For the fourth release  41 markets are currently classified as improving under a conservative examination of local economic and housing market conditions.  Among these areas is the Monroe, Louisiana metropolitan statistical area (MSA).

The health of the Monroe housing market is in part due to its position as a regional healthcare center and low tax rates.  These factors have induced retirees to move to Monroe, but local growth is primarily due to the growth of CenturyLink, two excellent colleges, and the Haynesville-Bossier Shale.  While the Shale is about 100 miles away, the effects of it are being felt in many ways.  According to home builder Conrad Blanchard of Casual Concepts, “oil and gas service companies are setting up shop here as are pipeline and oil drilling firms.”  He went on to say that “keeping CenturyLink’s headquarters in town even after the takeover of Denver-based Quest has been a boon to the community.  Many executives are relocating here and these new households not only need housing but often want new houses.”   As a result, education levels are rising in the area.    
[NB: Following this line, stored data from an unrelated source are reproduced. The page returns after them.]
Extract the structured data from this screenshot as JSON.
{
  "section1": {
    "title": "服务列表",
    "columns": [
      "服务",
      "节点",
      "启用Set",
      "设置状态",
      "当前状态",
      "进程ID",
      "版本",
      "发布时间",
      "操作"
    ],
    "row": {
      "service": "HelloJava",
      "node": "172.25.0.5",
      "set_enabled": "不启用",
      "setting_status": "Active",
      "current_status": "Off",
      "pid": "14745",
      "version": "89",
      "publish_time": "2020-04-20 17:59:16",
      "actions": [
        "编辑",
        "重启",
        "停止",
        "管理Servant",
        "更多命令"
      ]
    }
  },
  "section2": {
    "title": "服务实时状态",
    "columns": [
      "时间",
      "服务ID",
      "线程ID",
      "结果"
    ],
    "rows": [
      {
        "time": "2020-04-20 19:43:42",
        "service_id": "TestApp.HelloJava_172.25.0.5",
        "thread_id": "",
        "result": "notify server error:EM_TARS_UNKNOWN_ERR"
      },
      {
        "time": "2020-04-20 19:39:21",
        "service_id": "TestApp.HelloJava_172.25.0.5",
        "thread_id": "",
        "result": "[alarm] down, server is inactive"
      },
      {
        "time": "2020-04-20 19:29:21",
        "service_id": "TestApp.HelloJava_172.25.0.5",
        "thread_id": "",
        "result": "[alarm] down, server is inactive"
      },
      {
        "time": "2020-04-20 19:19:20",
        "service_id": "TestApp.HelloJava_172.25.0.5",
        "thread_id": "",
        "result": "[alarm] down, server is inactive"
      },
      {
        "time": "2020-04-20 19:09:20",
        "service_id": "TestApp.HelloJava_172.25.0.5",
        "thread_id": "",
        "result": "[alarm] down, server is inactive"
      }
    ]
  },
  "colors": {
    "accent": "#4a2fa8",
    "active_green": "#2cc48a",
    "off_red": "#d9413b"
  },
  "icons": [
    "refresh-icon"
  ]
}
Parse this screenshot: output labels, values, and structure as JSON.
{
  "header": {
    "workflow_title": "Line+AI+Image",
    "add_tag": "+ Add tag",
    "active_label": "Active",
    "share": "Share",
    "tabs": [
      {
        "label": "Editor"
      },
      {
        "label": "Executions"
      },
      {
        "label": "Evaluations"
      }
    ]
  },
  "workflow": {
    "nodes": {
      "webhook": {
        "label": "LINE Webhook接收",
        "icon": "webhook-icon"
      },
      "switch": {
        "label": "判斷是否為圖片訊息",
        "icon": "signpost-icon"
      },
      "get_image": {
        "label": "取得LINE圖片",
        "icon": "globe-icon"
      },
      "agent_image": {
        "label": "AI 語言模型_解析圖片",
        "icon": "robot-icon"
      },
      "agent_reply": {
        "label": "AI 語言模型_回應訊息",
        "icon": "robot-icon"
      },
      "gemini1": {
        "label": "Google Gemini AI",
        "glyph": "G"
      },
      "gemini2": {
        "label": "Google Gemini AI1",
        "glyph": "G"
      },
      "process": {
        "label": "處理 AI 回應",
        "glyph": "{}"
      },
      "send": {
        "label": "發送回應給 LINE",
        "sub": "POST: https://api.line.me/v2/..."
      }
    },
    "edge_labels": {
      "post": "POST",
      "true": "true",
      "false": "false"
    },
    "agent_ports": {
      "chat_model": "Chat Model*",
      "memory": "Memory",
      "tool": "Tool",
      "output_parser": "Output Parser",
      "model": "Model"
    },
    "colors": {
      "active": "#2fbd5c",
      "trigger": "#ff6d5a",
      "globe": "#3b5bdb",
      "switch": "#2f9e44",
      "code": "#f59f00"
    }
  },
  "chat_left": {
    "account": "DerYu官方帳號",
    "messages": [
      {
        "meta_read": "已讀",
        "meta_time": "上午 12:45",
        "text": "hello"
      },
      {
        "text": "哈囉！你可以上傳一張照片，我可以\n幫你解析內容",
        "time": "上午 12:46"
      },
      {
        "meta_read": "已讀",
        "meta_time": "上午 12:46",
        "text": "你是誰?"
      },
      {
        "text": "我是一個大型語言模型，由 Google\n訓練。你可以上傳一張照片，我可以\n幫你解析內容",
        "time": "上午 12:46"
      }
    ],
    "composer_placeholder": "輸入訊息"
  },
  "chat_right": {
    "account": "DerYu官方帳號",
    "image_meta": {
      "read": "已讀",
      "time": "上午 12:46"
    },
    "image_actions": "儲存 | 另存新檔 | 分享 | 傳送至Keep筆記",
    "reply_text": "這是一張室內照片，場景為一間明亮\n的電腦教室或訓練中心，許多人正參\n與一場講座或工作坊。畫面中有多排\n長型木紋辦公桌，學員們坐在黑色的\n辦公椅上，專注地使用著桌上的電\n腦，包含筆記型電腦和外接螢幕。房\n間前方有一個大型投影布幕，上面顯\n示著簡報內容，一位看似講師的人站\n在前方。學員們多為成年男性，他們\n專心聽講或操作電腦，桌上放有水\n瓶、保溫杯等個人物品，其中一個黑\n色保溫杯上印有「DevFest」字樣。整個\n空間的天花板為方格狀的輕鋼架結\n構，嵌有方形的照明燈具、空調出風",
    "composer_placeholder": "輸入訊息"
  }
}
Comparing educational and occupational data from the 2000 Census to the 2009 American Community Survey confirms these impacts.  Today there are 4,107 (or 19%) more management jobs than in 2000 and 564 (or 5%) more service jobs.  Reinforcing these findings, the number of people with a high school diploma increased from 32,451 to 38,100 and individuals with some college jumped from 23,010 to 25,701.  The number of people with an associate degree climbed from 2,825 to 4,832, those with a B.A grew from 14,278 to 18,297 and the number of professional degrees increased from 7,575 to 7,968.  Emblematic of the changing workforce dynamics, employment in the information industry grew by 41% followed closely by employment in professional servicers which increased by 38%. 

According to Jonathan Hill, President of Hill Construction, “our house prices never rose like they did in many places and thus have not fallen either.  In part it is because we are a small place and that has insulated us from the ups and downs of the economy.“  As a result, house prices have held up well over the past few years.  Prices are up 4.1% since the trough in June 2010 and have now surpassed the previous high set in August 2008.    

Improving economic conditions have resulted in payroll employment being just 3,900 down from its peak in September 2007 and up by almost 1% since the trough in March 2011.  Single family permitting activity is up a robust 3.8% on a seasonally adjusted monthly average basis from the trough set in March 2009.  While new homes are being built in many parts of the Monroe MSA, activity has been primarily centered in the Town of Sterlington due to its proximity to CenturyLink as well as areas in and around the City of West Monroe, which is known for its excellent schools.